Recebe desconfiados olhares de seus parceiros de time, como se dissessem: esse
brasileiro não joga é nada.
Brinca
mais um pouco, faz uns gols, dá passe para outros, diz que o Brasil está
ganhando de Cuba para depois ouvir deles que Cuba virou o jogo. Diverte-se e,
suado após a partida, se despede e resolve retomar a caminhada. No percurso,
lembra-se que, na infância, nunca era ele jogando futebol, mas alguém: sempre
incorporava um jogador do Fluminense, como fez na vez em que Tuta, esforçado
centroavante tricolor, quebrou o nariz e jogou de máscara para protegê-lo. No
dia, como quebrar o próprio nariz e ir ao hospital para colocar uma máscara de
proteção doeria muito, desceu para o play de seu prédio com
uma máscara do Batman que tinha no armário. Em Havana, é preciso conseguir se
transformar no Tuta sempre que quiser.
Após
mais alguns quilômetros, chega, finalmente, ao destino do dia: o cemitério da
cidade. Entra desavisado e logo recebe um aviso da segurança: é preciso pagar
para ver os defuntos. Dá meia-volta, pisa numa sala de madeira escura, de
aspecto burocrático, adornada por quadros tortos e sofás que estão posicionados
de forma randômica em diferentes direções – alguns, inclusive, encontram-se
virados contra a parede. À frente, há uma mesa de madeira em que se lê BURÓ
DE TURISMO e onde, atrás, está uma senhora negra, de óculos e cabelo
preso, que logo sorri ao vê-lo ultrapassar a porta.
Ela
puxa assunto e pergunta de onde vem; diz que do Brasil. A primeira referência
são as novelas, tão amadas pelos cubanos. Avenida Brasil? Sim, claro. Não é
noveleiro, mas leva o papo – Tufão? Tufáo! – e mostra a Adriana Esteves no
google. A senhora, incapaz de separar a atriz do personagem, aponta e diz: é
mala!, querendo dizer que é má, e não que é chata. A conversa dura alguns
minutos e, com sutileza cubana, a senhora a encerra informando que,
infelizmente, cobraria cinco dólares pela visita ao cemitério. Pega a carteira
no bolso e percebe não ter dólares, só pesos cubanos. Pergunta se poderia pagar
em moeda nacional e ela diz que sim. Um dólar compra trezentos pesos, então
pensa que terá que dar a senhora mil e quinhentos pesos cubanos. Antes de
pagar, ela diz: dá-me quinhentos pesos que está certo.
Caminha
pelo cemitério, vai à igreja, finge que reza e rapidamente fica de saco cheio.
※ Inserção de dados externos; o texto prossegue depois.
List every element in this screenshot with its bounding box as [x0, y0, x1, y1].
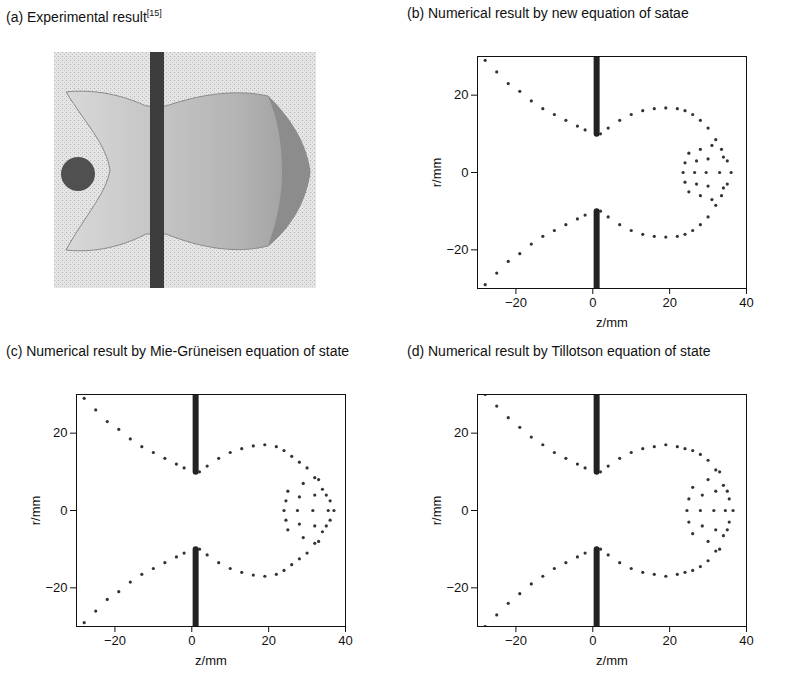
svg-text:−20: −20: [104, 633, 126, 648]
svg-text:40: 40: [338, 633, 352, 648]
svg-text:0: 0: [589, 295, 596, 310]
svg-text:z/mm: z/mm: [596, 653, 628, 668]
svg-text:20: 20: [662, 633, 676, 648]
svg-text:z/mm: z/mm: [596, 315, 628, 330]
svg-text:−20: −20: [45, 580, 67, 595]
svg-text:20: 20: [662, 295, 676, 310]
svg-text:40: 40: [739, 295, 753, 310]
html-text:(d) Numerical result by Tillot: (d) Numerical result by Tillotson equati…: [407, 343, 711, 359]
svg-text:r/mm: r/mm: [429, 158, 444, 188]
svg-text:20: 20: [454, 87, 468, 102]
svg-text:−20: −20: [446, 242, 468, 257]
svg-text:r/mm: r/mm: [28, 496, 43, 526]
svg-text:−20: −20: [446, 580, 468, 595]
svg-text:20: 20: [261, 633, 275, 648]
svg-text:z/mm: z/mm: [195, 653, 227, 668]
svg-text:r/mm: r/mm: [429, 496, 444, 526]
html-text:(b) Numerical result by new eq: (b) Numerical result by new equation of …: [407, 5, 689, 21]
html-text:(c) Numerical result by Mie-Gr: (c) Numerical result by Mie-Grüneisen eq…: [6, 343, 350, 359]
svg-text:0: 0: [461, 165, 468, 180]
svg-text:−20: −20: [505, 295, 527, 310]
html-text:(a) Experimental result[15]: (a) Experimental result[15]: [6, 8, 162, 25]
svg-text:0: 0: [461, 503, 468, 518]
svg-text:0: 0: [589, 633, 596, 648]
svg-text:0: 0: [60, 503, 67, 518]
svg-text:0: 0: [188, 633, 195, 648]
svg-text:−20: −20: [505, 633, 527, 648]
svg-text:20: 20: [53, 425, 67, 440]
svg-text:20: 20: [454, 425, 468, 440]
svg-text:40: 40: [739, 633, 753, 648]
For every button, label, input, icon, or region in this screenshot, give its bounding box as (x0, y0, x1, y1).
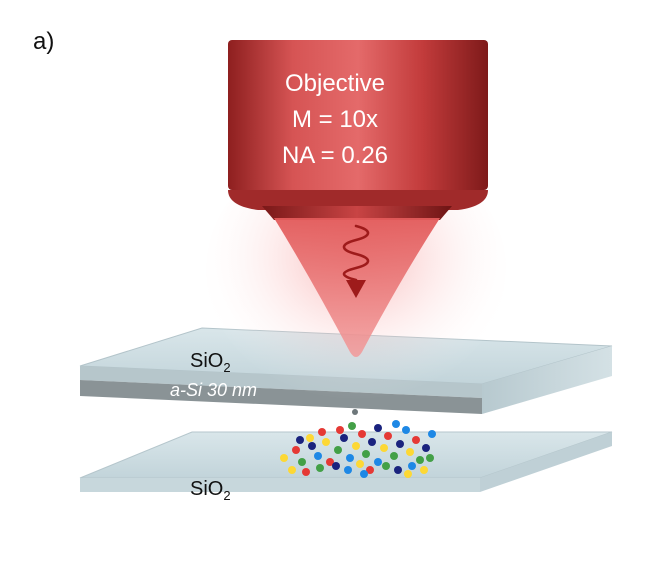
nanoparticle (356, 460, 364, 468)
nanoparticle (292, 446, 300, 454)
nanoparticle (322, 438, 330, 446)
nanoparticle (394, 466, 402, 474)
nanoparticle (358, 430, 366, 438)
nanoparticle (366, 466, 374, 474)
nanoparticle (374, 458, 382, 466)
nanoparticle (308, 442, 316, 450)
nanoparticle (406, 448, 414, 456)
nanoparticle (296, 436, 304, 444)
bottom-oxide-label: SiO2 (190, 478, 231, 503)
nanoparticle (374, 424, 382, 432)
nanoparticle (352, 442, 360, 450)
objective-aperture: NA = 0.26 (281, 142, 389, 169)
nanoparticle (344, 466, 352, 474)
focus-spot (352, 409, 358, 415)
nanoparticle (340, 434, 348, 442)
nanoparticle (306, 434, 314, 442)
nanoparticle (334, 446, 342, 454)
a-si-film-layer (80, 380, 482, 414)
objective-title: Objective (284, 70, 386, 97)
wave-arrow-icon (342, 224, 370, 298)
nanoparticle (368, 438, 376, 446)
nanoparticle (326, 458, 334, 466)
bottom-substrate (79, 431, 613, 492)
nanoparticle (362, 450, 370, 458)
nanoparticle (408, 462, 416, 470)
nanoparticle (412, 436, 420, 444)
nanoparticle (348, 422, 356, 430)
nanoparticle (360, 470, 368, 478)
nanoparticle (402, 426, 410, 434)
nanoparticle (332, 462, 340, 470)
nanoparticle (280, 454, 288, 462)
nanoparticle (380, 444, 388, 452)
film-label: a-Si 30 nm (170, 380, 258, 400)
nanoparticle (302, 468, 310, 476)
nanoparticle (390, 452, 398, 460)
nanoparticle (318, 428, 326, 436)
nanoparticle (428, 430, 436, 438)
nanoparticle (288, 466, 296, 474)
nanoparticle-cluster (280, 420, 436, 478)
nanoparticle (336, 426, 344, 434)
nanoparticle (346, 454, 354, 462)
nanoparticle (392, 420, 400, 428)
nanoparticle (384, 432, 392, 440)
objective-magnification: M = 10x (291, 106, 379, 133)
top-oxide-label: SiO2 (190, 350, 231, 375)
objective-lens (228, 40, 488, 220)
nanoparticle (396, 440, 404, 448)
nanoparticle (316, 464, 324, 472)
nanoparticle (422, 444, 430, 452)
nanoparticle (420, 466, 428, 474)
nanoparticle (404, 470, 412, 478)
nanoparticle (382, 462, 390, 470)
nanoparticle (298, 458, 306, 466)
panel-label: a) (33, 28, 55, 55)
nanoparticle (426, 454, 434, 462)
nanoparticle (416, 456, 424, 464)
nanoparticle (314, 452, 322, 460)
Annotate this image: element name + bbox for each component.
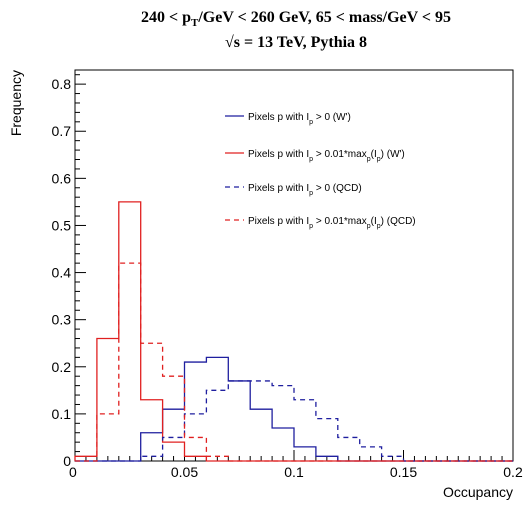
- y-tick-label: 0: [63, 453, 71, 469]
- legend-label-3: Pixels p with Ip > 0 (QCD): [248, 183, 362, 197]
- y-axis-title: Frequency: [8, 70, 24, 136]
- chart-title-line-2: √s = 13 TeV, Pythia 8: [225, 34, 367, 51]
- x-tick-label: 0.05: [171, 464, 198, 480]
- x-tick-label: 0.15: [390, 464, 417, 480]
- y-tick-label: 0.6: [52, 170, 72, 186]
- legend-label-4: Pixels p with Ip > 0.01*maxp(Ip) (QCD): [248, 216, 416, 230]
- x-tick-label: 0.2: [503, 464, 523, 480]
- y-tick-label: 0.3: [52, 312, 72, 328]
- x-axis-title: Occupancy: [443, 484, 513, 500]
- y-tick-label: 0.1: [52, 406, 72, 422]
- x-tick-label: 0: [69, 464, 77, 480]
- legend: Pixels p with Ip > 0 (W') Pixels p with I…: [225, 112, 416, 230]
- series-2-histogram: [74, 201, 513, 462]
- series-4-histogram: [75, 262, 513, 462]
- y-tick-label: 0.7: [52, 123, 72, 139]
- chart-title-line-1: 240 < pT/GeV < 260 GeV, 65 < mass/GeV < …: [141, 9, 451, 29]
- histogram-series: [74, 201, 513, 462]
- y-tick-label: 0.4: [52, 265, 72, 281]
- x-tick-label: 0.1: [284, 464, 304, 480]
- y-tick-label: 0.2: [52, 359, 72, 375]
- series-3-histogram: [75, 380, 513, 462]
- legend-label-2: Pixels p with Ip > 0.01*maxp(Ip) (W'): [248, 149, 405, 163]
- y-tick-label: 0.8: [52, 76, 72, 92]
- y-tick-label: 0.5: [52, 217, 72, 233]
- legend-label-1: Pixels p with Ip > 0 (W'): [248, 112, 351, 126]
- axis-ticks: 0 0.05 0.1 0.15 0.2 0 0.1 0.2 0.3 0.4 0.5 0.6 0.7 0.8: [52, 74, 523, 480]
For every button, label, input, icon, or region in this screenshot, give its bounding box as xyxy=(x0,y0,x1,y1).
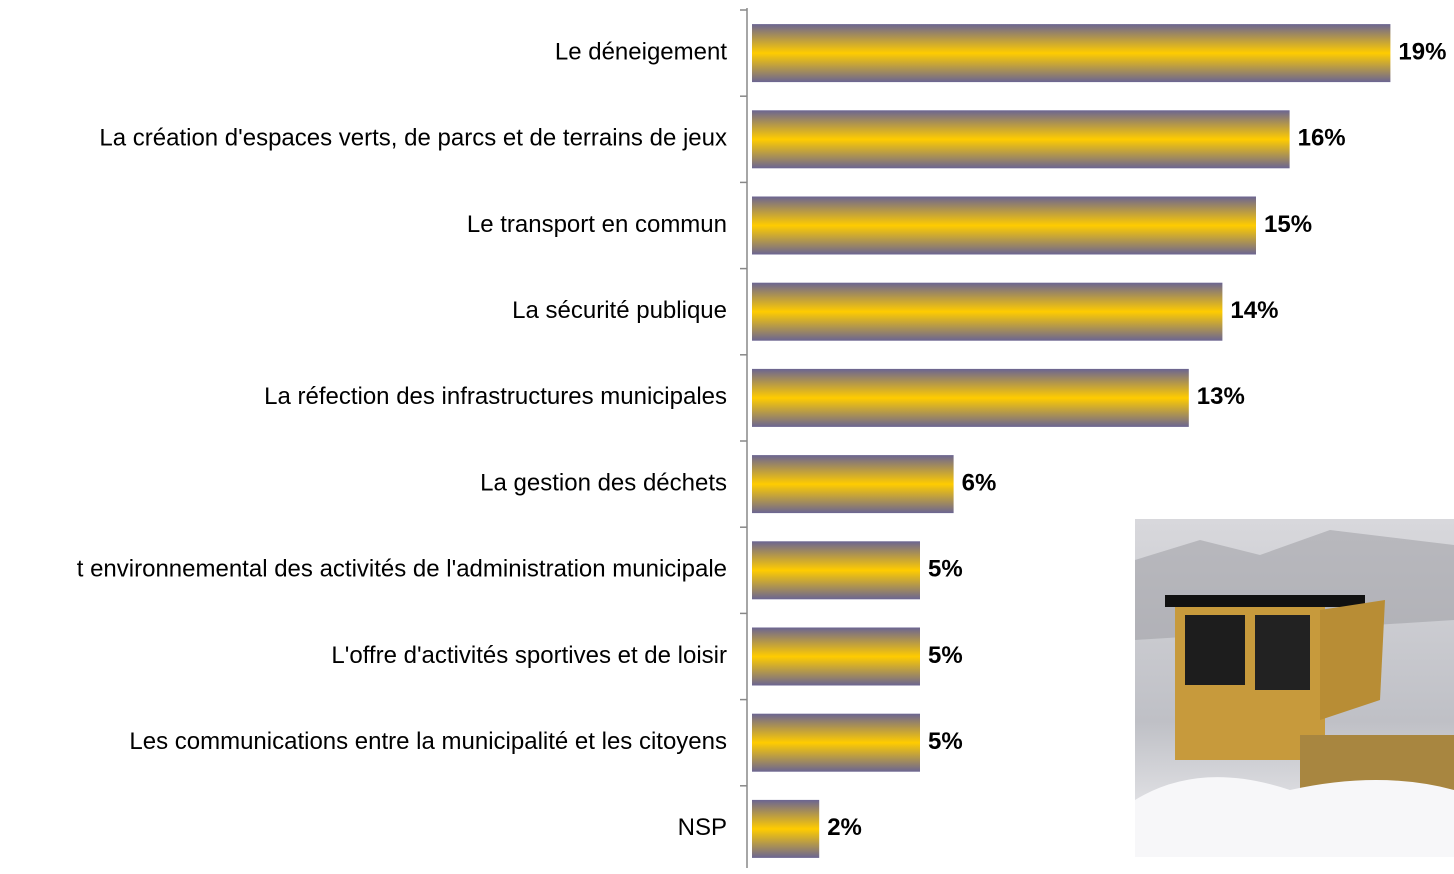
bar xyxy=(752,196,1256,255)
category-label: La création d'espaces verts, de parcs et… xyxy=(99,125,727,152)
value-label: 14% xyxy=(1230,297,1278,324)
category-label: Le déneigement xyxy=(555,38,727,65)
photo xyxy=(1135,519,1454,857)
category-label: L'offre d'activités sportives et de lois… xyxy=(331,642,727,669)
value-label: 16% xyxy=(1298,125,1346,152)
category-label: Les communications entre la municipalité… xyxy=(129,728,727,755)
value-label: 5% xyxy=(928,642,963,669)
value-label: 6% xyxy=(962,469,997,496)
bar xyxy=(752,455,954,514)
value-label: 15% xyxy=(1264,211,1312,238)
bar xyxy=(752,799,820,858)
bar xyxy=(752,24,1391,83)
bar xyxy=(752,627,920,686)
category-label: La gestion des déchets xyxy=(480,469,727,496)
value-label: 19% xyxy=(1398,38,1446,65)
bar xyxy=(752,541,920,600)
category-label: t environnemental des activités de l'adm… xyxy=(77,556,727,583)
value-label: 5% xyxy=(928,728,963,755)
bar xyxy=(752,713,920,772)
category-label: Le transport en commun xyxy=(467,211,727,238)
bar xyxy=(752,368,1189,427)
value-label: 5% xyxy=(928,556,963,583)
value-label: 2% xyxy=(827,814,862,841)
category-label: La réfection des infrastructures municip… xyxy=(264,383,727,410)
category-label: La sécurité publique xyxy=(512,297,727,324)
bar xyxy=(752,110,1290,169)
category-label: NSP xyxy=(678,814,727,841)
value-label: 13% xyxy=(1197,383,1245,410)
bar xyxy=(752,282,1223,341)
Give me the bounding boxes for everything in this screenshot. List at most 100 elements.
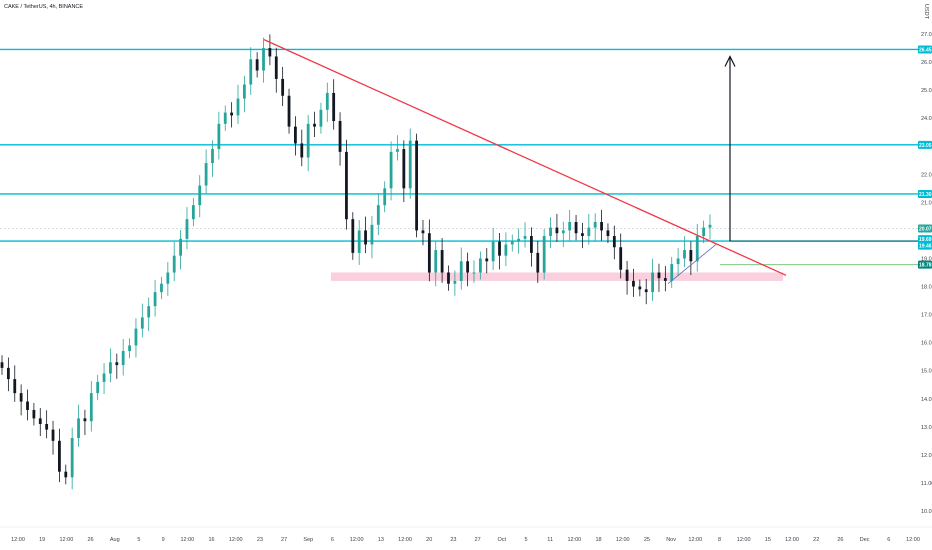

Fazer o que ali – corpos debaixo da terra, símbolos religiosos, corvos pairando
–, é preciso alguma abstração para entrar no clima dos lugares, e ninguém quer
entrar no clima de um cemitério. O sol se porá em uma hora; poderia ver o final
do dia na orla, andando rente ao Malecón. Decide retornar por onde veio.
Na
direção da saída, uma senhora bem velha, que está em frente ao túmulo de uma
espécie de santa, murmura-lhe alguma coisa. Não compreende e não quer olhar
para trás – vai que não há senhora alguma? – e segue andando. Dá um passo fora
do cemitério e esbarra em um semáforo de pedestres: as luzes vermelha e verde,
simultaneamente, estão acesas. Olha para trás e a senhora segue lá, corcunda,
de branco, e lhe acena. Assustado, volta o rosto para frente e se surpreende
com apenas o sinal verde aceso. Atravessa.
Do
outro lado, aproveita a esquina para se localizar no mapa e conferir a
carteira, na esperança de ter pesos suficientes para comprar um sorvete.
Encontra uns dólares perdidos, entre os pesos, e lamenta – poderia ter pagado a
mais pela visita –, mas logo se resigna: em Havana, o valor das notas é dado
por quem as recebe. Quinhentos pesos podem ser cinco dólares, um parque de
quinze metros quadrados pode ser o Camp Nou e um pedaço de pão, repetido todos
os dias no desjejum, tem o sabor que quem o come lhe quiser conceder.
Não está na cidade dos sonhos. Está na que se vive sonhando.